Une mécanique à deux vitesses
Dans le détail, les 796 ateliers de mécanique recensés affichent un panier moyen en hausse de 2,7 %, atteignant 403 euros contre 392 euros en 2024. Cette progression compense partiellement la diminution de 2,2 % du nombre d'entrées en atelier. Les recettes liées à la vente de pièces détachées reculent légèrement de 0,5 %, mais le prix de la main-d'œuvre connaît une augmentation significative de 2,6 %.
Cette tendance se traduit par des devis parfois surprenants, comme l'exemple d'un garage d'une grande enseigne du Nord qui proposait 60 euros pour le simple changement d'une ampoule de phare, hors coût de la pièce.
La carrosserie suit la même trajectoire
Les ateliers de carrosserie automobile ne sont pas épargnés par cette dynamique. L'étude montre également une baisse du nombre d'entrées de 1,8 %, couplée à une hausse impressionnante du panier moyen de 4,3 %. Celui-ci atteint désormais 1.705 euros, contre 1.634 euros en 2024.

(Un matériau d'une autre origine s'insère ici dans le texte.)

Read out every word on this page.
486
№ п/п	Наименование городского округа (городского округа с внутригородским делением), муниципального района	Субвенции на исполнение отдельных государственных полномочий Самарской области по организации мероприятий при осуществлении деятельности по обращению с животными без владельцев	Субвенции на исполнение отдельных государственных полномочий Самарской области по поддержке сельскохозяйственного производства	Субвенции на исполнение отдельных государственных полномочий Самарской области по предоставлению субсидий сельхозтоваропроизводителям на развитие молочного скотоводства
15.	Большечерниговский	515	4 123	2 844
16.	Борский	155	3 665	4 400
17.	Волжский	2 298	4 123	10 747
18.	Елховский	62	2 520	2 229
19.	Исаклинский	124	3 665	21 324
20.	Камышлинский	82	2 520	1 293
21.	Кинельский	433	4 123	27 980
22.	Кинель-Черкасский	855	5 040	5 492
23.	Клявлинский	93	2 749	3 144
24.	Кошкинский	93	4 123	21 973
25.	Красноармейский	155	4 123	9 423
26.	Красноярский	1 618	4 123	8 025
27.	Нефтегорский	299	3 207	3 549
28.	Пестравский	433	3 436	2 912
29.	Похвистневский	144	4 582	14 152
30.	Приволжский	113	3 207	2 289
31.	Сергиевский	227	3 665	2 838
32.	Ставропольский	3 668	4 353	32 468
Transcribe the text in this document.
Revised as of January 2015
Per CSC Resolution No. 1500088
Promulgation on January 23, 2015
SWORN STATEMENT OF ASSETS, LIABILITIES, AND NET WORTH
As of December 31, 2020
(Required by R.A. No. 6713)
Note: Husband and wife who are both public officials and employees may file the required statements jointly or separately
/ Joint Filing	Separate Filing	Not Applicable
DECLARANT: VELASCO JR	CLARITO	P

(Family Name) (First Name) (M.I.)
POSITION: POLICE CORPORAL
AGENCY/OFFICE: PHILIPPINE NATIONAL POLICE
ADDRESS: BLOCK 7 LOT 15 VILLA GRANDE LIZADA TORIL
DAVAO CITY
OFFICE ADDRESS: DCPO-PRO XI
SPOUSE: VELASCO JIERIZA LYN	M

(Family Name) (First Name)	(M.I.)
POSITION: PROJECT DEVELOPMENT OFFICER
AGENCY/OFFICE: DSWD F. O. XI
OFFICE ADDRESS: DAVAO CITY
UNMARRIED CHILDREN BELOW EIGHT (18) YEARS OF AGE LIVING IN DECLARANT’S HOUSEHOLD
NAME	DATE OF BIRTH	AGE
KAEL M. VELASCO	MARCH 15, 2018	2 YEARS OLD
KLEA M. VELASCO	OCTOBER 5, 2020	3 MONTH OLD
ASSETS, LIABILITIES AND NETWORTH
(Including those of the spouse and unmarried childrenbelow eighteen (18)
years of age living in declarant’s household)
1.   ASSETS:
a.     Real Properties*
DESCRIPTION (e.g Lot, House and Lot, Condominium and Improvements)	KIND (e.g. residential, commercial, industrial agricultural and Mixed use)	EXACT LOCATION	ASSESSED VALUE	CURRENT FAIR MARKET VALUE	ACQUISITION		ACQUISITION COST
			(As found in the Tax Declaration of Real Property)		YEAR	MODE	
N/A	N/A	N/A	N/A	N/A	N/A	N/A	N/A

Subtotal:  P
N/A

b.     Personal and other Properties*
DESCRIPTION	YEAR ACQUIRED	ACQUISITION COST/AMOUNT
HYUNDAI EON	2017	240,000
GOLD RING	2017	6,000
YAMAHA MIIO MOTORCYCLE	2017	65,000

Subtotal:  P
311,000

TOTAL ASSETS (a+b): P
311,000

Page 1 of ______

Des interventions de plus en plus techniques
Selon Mobilians, qui fédère les professions de l'aval de l'automobile, cette augmentation des factures moyennes s'explique principalement par « des interventions plus techniques et l'évolution des besoins de réparation ». Plusieurs facteurs structurels contribuent à cette transformation :
- Le vieillissement du parc automobile : Fin décembre 2025, 42,5 millions de voitures circulaient en France avec un âge moyen de 12,3 ans. Dans les départements ruraux, ce chiffre atteint même 14 ans selon le cabinet AAA Data, contre 11,9 ans fin 2024.
- L'électrification des véhicules : L'arrivée massive des voitures électriques implique des réparations davantage fondées sur l'électronique que sur la mécanique traditionnelle, nécessitant des équipements de diagnostic coûteux et des compétences spécialisées.
Ces évolutions techniques et démographiques poussent les propriétaires à réaliser des entretiens et réparations plus complexes, justifiant ainsi la hausse des coûts moyens malgré une fréquentation en légère baisse.